How to Choose the Best Commercial Refrigerator for Your Business

Choosing a commercial refrigerator for a restaurant or diner is not like choosing a refrigerator for your home, as there are typically more options available for the overall configuration of a commercial refrigerator than there are for residential models. To ensure you choose the right configuration and model of commercial refrigerator for your business, note a few tips to keep in mind when shopping.

Door front

Door fronts are usually solid or glass, and each has its own pros and cons. A glass door means being able to see inside the refrigerator, so you can take a quick inventory of your goods without losing cooling. This can be a good choice for kitchens where contents in the refrigerator are constantly being accessed, as you may then need to keep consistent track of your inventory. A solid door, however, may be better insulated and easier to clean, as the solid material won't easily show fingerprints, grease and the like.

Floor for walk-in model

If you're choosing a walk-in model of refrigerator, be sure that the floor is insulated if the unit will be placed in an environment with high heat or humidity. That added heat around the unit can cause condensation to form on any areas of the refrigerator that are not insulated, and if condensation should form on the floor of the unit, this can cause a slipping hazard. This floor insulation may not be necessary for units that will be kept in a cooler environment, but be sure you invest in this added protection for walk-in models that are stored right in a hot kitchen or in other such warm areas.

Sliding versus hinged door

Sliding doors are good for smaller areas, where there may not be enough clearance to open a hinged door. Sliding doors may also mean less cooling being lost every time you access the refrigerator, as you can slide the door open just partially in order to reach inside, whereas a hinged door may need to be opened completely for adequate access.
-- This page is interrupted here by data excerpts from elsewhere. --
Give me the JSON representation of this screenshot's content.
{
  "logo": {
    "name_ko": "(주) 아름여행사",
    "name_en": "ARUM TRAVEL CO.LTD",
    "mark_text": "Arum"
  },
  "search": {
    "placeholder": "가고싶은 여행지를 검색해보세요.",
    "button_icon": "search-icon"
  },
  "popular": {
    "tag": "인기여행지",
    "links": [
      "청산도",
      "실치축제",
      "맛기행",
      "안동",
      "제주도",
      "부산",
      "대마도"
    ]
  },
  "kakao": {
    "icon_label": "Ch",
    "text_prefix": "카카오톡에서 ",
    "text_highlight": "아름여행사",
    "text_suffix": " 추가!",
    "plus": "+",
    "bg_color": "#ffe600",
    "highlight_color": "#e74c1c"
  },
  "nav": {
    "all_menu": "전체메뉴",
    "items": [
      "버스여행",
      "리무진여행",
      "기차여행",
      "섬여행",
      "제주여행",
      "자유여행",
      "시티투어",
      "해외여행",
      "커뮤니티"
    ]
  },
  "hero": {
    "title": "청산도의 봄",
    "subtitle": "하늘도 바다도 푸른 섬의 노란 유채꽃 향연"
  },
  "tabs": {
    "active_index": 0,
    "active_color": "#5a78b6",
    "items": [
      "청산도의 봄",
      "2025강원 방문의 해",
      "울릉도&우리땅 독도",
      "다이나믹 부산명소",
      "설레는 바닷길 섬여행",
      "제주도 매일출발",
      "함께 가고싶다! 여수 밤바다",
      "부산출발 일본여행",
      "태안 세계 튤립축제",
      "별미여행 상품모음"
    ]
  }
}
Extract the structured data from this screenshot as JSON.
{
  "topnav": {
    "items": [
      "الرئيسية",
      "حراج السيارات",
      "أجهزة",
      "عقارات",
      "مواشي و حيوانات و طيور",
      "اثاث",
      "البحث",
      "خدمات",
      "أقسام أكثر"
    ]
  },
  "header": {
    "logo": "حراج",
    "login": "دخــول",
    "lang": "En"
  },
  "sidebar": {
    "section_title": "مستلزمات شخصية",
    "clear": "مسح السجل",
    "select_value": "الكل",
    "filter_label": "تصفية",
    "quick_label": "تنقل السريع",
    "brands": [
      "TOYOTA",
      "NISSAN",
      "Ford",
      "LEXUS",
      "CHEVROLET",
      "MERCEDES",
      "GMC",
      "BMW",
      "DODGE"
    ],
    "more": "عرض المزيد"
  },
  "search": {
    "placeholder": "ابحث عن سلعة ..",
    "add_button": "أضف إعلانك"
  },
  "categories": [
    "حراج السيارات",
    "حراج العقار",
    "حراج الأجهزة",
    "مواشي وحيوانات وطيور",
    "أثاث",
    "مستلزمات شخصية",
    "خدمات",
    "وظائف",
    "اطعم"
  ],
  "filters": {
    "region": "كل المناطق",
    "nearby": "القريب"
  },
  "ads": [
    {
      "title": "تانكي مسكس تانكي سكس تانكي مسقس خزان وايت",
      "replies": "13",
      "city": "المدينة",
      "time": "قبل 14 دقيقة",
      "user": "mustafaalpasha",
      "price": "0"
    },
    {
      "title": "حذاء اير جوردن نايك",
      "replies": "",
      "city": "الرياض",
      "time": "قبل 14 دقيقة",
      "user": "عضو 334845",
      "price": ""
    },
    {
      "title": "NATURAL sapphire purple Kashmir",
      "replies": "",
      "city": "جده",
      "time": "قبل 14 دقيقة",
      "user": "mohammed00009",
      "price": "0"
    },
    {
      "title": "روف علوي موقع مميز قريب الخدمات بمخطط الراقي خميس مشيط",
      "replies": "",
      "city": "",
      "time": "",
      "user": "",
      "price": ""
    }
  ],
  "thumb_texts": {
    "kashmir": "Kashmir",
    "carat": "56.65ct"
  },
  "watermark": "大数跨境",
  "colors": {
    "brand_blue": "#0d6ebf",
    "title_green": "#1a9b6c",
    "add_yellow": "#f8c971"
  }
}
On the other hand, sliding doors may be very cumbersome if a person needs to access both sides of the refrigerator; he or she would need to slide open one door, close it, and then slide open the other door, just to retrieve their items. This can slow down your food production line. Sliding doors are also more difficult to clean on the inside, so if your refrigerator will be in view of the customers, you might opt for hinged doors so you can always keep the equipment looking clean and presentable.